I could see the understanding dawning in her eyes. This was the real work of the night shift. It wasn't just about medicine. It was about creating a small, brightly-lit island of non-judgment in the middle of a dark and complicated world.

"Does this happen a lot?" Chloe asked as we headed back to the nurses' station.

"More than you'd think. People are creative, and sometimes creativity meets poor judgment. Our job isn't to figure out how they got into these situations. It's to get them out safely."

The rest of the shift settled into a more predictable rhythm. A woman with chest pain that turned out to be anxiety. She was convinced she was dying, tears streaming down her face as she clutched at her hospital gown.

"My heart won't stop racing," she gasped. "Something's wrong. Something's really wrong."

I pulled up a chair beside her bed — not standing over her, not hovering by the door, but sitting at her eye level. "What's your name?"

"Patty."

"Patty, I want you to breathe with me. In through your nose, hold it, out through your mouth." I demonstrated, exaggerating the slowness. "Your body thinks you're in danger, but you're safe. We're going to remind it together."

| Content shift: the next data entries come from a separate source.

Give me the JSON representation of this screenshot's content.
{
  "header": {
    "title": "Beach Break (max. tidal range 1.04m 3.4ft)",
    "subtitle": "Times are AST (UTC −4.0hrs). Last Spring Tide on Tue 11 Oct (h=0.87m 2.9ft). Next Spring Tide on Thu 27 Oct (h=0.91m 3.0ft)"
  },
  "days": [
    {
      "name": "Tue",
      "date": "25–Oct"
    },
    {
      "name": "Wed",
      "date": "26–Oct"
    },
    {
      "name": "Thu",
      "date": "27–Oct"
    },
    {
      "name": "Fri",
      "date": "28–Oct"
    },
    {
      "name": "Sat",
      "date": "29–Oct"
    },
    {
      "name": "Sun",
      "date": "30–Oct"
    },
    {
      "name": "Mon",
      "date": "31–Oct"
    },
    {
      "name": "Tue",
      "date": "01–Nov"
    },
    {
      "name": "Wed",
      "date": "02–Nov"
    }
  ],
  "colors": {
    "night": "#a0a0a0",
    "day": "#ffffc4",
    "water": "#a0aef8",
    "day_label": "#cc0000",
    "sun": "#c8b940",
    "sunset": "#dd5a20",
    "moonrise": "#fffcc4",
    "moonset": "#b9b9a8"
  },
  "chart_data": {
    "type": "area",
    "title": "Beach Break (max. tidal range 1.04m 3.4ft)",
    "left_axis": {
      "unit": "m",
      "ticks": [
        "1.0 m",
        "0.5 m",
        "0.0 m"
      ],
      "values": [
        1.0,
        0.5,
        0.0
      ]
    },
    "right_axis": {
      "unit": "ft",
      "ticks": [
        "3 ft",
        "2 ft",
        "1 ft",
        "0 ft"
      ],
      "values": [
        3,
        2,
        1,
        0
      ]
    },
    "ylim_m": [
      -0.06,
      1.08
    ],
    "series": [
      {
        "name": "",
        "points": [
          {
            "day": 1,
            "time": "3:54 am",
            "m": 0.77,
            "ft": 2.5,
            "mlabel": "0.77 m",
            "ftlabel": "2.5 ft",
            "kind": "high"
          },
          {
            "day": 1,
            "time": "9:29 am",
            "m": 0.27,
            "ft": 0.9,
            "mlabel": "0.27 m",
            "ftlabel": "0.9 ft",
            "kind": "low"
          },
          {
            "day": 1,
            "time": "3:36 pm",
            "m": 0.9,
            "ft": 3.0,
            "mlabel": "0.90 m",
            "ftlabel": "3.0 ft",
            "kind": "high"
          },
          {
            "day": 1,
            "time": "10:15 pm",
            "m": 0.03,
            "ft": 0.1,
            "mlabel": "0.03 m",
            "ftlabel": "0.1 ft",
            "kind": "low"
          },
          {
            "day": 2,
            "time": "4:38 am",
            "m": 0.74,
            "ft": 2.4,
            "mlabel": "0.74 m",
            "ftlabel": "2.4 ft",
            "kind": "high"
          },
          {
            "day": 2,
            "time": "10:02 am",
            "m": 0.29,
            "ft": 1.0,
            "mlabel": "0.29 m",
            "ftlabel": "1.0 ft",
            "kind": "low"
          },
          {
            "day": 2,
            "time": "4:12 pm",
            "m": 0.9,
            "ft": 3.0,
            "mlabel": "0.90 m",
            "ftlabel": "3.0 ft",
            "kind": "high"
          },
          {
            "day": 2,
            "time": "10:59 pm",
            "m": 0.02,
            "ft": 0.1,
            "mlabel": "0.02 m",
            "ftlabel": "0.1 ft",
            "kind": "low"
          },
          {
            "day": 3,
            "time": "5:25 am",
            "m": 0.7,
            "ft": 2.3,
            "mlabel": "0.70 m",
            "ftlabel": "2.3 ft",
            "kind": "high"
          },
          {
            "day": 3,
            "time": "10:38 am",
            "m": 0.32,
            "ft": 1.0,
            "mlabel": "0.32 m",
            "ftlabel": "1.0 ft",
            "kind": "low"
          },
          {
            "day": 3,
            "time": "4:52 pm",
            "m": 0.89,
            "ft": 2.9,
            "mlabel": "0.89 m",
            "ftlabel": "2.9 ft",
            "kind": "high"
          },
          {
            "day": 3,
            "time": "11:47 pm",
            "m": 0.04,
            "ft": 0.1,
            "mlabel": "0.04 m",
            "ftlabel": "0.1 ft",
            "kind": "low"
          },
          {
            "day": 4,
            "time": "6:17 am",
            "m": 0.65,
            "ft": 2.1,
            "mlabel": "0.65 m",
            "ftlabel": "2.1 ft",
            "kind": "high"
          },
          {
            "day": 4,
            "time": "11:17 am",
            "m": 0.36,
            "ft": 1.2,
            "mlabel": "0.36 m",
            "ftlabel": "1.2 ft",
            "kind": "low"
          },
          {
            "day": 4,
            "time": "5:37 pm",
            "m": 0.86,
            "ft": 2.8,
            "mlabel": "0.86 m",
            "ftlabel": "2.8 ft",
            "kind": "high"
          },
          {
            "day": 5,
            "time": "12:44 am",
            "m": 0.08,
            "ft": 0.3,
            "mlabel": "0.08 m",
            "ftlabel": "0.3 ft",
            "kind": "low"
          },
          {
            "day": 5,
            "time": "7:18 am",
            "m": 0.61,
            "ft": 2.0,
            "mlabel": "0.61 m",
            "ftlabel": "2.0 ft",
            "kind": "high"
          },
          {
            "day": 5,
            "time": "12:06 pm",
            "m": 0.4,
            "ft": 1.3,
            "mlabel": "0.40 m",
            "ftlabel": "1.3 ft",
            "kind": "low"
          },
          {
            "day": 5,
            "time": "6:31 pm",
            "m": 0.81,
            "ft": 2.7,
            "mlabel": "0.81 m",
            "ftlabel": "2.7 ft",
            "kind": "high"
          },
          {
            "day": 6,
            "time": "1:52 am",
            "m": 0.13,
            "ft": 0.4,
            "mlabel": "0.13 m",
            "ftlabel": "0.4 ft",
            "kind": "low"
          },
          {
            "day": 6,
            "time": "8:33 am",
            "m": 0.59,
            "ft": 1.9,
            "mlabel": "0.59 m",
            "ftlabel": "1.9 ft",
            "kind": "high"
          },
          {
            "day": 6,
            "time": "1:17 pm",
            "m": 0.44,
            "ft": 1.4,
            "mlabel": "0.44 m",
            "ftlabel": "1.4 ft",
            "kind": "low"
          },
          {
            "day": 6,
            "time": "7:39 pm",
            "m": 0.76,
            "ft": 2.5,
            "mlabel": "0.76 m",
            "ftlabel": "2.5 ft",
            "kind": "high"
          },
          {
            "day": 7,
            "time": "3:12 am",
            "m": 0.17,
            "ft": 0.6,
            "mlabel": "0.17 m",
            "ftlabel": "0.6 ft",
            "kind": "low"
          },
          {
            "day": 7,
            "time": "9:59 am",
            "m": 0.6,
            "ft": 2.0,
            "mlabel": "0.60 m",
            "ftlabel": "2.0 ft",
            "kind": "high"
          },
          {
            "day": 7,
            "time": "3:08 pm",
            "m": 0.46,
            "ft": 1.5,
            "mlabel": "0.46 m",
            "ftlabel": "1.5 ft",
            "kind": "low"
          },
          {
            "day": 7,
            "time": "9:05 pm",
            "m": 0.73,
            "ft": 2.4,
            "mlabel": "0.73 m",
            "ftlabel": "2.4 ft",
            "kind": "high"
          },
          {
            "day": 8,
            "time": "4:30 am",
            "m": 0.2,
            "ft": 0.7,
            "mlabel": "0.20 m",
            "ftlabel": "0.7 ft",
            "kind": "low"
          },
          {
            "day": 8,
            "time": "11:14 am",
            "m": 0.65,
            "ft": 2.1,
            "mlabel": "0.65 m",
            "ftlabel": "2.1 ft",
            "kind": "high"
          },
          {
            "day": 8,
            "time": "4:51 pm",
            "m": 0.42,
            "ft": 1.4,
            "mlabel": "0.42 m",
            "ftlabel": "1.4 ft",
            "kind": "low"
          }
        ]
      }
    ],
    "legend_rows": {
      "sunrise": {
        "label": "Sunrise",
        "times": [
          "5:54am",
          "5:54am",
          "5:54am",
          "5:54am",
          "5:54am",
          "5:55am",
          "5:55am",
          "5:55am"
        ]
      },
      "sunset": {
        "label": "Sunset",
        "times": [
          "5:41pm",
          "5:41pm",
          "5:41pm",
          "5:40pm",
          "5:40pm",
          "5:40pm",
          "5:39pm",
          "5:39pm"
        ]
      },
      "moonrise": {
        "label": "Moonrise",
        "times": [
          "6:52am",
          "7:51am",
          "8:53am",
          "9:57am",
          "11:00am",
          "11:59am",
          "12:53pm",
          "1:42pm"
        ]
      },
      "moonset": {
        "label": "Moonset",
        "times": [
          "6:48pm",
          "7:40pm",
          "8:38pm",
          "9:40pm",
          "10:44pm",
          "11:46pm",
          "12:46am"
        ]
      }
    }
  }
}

For twenty minutes, we sat there breathing together. I told her about the physiology of panic — how her body was doing exactly what it was supposed to do, just at the wrong time. By the end, her heart rate had dropped from 140 to 85, and she was managing a shaky smile.

"Thank you for not making me feel crazy," she said.

"You're not crazy," I told her. "You're human. There's a difference."

A teenager with what his mother was convinced was appendicitis but was actually gas. The relief on both their faces when the CT came back clear was worth the radiation exposure.